Laws’ transition away from the city started when her daughter, Cassie, became ill. Laws felt that much of the reason behind the girl’s poor health lay in the environment in which she and her husband, Charles, were rearing their youngsters. She believes that city life and eating food that was so far removed from its sources had a lot to do with why Cassie fell sick.

As Charles also struggled with health, Laws wanted to find some way of making a living while staying home to care for him and in a place that would help her daughter recover. The couple bought a 25-acre former dairy farm in Victory because farming seemed to meet all their needs.

Laws looks back at her lack of knowledge and laughs now, but it wasn’t very funny when she started out. Several people gave her animals to help her get the farm going despite her limited knowledge of farming.

Helpful neighbors and Cornell Cooperative Extension workshops have helped her learn how to take care of her animals, which now include 24 head of beef, three sows and their piglets, a flock of chickens, ducks, a goat and more. Just as Laws doesn’t represent a typical farmer who grew up in the profession, misfits seem to find a welcoming home at Our Lady of Victory. They include Lucy, a calf rejected by its mother who now roams the farm like a puppy, One-Eyed Sy, an unfortunate cat, and a donkey no one wanted.

Whenever she encounters a farm quandary, she doesn’t hesitate to ask others. Or, she lives up to her nickname, “Mrs. Google” and searches online for answers.

Laws partners with Becky Burger, her neighbor and friend who owns 200 acres. When Laws’ husband experienced a rough patch in his health, Burger took Laws’ pigs to her farm, Horeb Farm, which helped decrease the chores on the farm. Though Charles is doing better, Laws and Burger agreed to continue the arrangement since Burger’s farm is well suited to raising pigs.

Locally-made soap and other bath products are part of the wares at Our Lady of Victory Farm Co-op Store.
Locally-made soap and other bath products are part of the wares at Our Lady of Victory Farm Co-op Store.

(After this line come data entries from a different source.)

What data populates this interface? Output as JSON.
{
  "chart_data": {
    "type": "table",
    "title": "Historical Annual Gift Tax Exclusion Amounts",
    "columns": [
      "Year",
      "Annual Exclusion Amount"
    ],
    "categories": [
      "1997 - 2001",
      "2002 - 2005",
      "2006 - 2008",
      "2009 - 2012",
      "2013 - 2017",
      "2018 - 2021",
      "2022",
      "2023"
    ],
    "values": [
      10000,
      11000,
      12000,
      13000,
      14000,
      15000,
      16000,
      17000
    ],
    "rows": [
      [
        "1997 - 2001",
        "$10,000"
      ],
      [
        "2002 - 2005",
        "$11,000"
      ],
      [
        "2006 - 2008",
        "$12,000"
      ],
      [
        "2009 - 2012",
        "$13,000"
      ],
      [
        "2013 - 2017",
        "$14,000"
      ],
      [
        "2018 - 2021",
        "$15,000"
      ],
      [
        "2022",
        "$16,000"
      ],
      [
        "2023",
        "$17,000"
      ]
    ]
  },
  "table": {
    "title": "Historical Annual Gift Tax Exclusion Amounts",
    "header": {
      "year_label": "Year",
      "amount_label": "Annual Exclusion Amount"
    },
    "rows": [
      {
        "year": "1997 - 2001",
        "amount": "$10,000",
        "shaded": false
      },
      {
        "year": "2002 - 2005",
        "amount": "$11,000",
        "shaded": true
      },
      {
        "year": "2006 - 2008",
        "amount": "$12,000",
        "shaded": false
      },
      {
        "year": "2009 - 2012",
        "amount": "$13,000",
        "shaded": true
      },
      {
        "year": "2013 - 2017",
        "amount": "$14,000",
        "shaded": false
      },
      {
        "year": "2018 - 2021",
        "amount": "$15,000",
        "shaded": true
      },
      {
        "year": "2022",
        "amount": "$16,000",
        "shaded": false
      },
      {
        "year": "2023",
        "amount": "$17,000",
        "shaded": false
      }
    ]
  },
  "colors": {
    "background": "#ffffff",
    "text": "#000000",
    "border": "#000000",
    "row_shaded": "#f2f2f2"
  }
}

Laws raises nearly all the family’s food. Their daughter, Cassie, moved back to the farm to help care for her father and the farm. The women pasture their Angus beef and pigs and eschew antibiotics and hormones to grow a natural product.

The birds live freerange, which Laws feels provides them with a happier, healthier life and produces more nutritious meat and eggs.

The farm is doing well enough that Laws opened a Our Lady of Victory Co-op Store on the property June 17. Using a 20-by-20-foot renovated building on the farm, she offers products from local farms, including maple syrup, honey, bath products and her own freezer beef and pork.

“This is what made America great and what will make it great again,” Laws said.

A devout Catholic, Laws credits God with her ability to undertake a farm and store, especially considering her lack of knowledge about agriculture. She had worked in the restaurant industry for many years and understands operating business; however, raising crops and animals represents an entirely different effort.

“I have a great devotion to the blessed mother and feel she has prayed and interceded for me,” Laws said. “God gave my husband another chance. He was never supposed to walk and he had 28 more years of walking.”

She hopes that her farm will help people return to eating more natural, locally raised foods.